Claimant denominated the response filed to the instant motion as a "motion to amend" and the document was filed as a motion (M-95400). However, the document asserts responses to defendant's arguments in its dismissal motion and the document is more properly characterized as an affirmation in response. In any case, claimant's request to amend the claim is denied as claimant failed to attach a proposed amended claim (Harris v State of New York, UID No. 2013-032-039 [Ct Cl, Hard, J., Sept. 3, 2013]).

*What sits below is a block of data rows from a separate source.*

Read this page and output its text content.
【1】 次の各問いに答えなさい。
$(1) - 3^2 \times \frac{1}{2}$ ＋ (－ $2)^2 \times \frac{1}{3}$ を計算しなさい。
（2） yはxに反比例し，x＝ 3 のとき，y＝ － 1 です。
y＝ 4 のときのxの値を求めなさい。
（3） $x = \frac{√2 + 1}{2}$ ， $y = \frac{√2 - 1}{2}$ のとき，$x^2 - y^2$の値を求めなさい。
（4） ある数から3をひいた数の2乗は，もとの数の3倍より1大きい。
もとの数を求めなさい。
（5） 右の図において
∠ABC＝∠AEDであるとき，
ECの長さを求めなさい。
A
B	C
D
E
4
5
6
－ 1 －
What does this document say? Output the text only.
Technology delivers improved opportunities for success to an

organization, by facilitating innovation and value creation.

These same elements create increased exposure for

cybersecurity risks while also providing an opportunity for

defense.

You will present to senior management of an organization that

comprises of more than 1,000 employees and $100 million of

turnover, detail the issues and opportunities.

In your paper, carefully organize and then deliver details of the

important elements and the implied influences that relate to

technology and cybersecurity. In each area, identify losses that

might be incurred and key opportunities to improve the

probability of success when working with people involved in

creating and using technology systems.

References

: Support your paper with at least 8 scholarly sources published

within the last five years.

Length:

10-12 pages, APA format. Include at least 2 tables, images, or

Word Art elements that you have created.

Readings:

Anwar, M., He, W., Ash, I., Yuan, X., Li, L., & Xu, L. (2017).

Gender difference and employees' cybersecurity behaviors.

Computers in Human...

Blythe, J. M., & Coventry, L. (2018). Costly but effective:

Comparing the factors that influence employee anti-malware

Accordingly, the Court denies defendant's motion to dismiss the claim (M-95324) in its entirety. Claimant's motion to amend the claim (M-95400) is also denied.
August 10, 2020
Albany, New York
JUDITH A. HARD
Judge of the Court of Claims
1. Verified Claim, filed on January 6, 2020.
2. Notice of Motion to Dismiss Claim, dated February 11, 2020; and Affirmation in Support Motion to Dismiss, affirmed by Ray A. Kyles, AAG on February 11, 2020, with Exhibits A through B annexed thereto.
3. Motion to Amend Complaint in Opposition of Attorney Generals Motion to Dismiss, sworn to by claimant on March 4, 2020.
4. Affirmation in Opposition to Motion to Amend Claim, affirmed by Ray A. Kyles, AAG on July 16, 2020.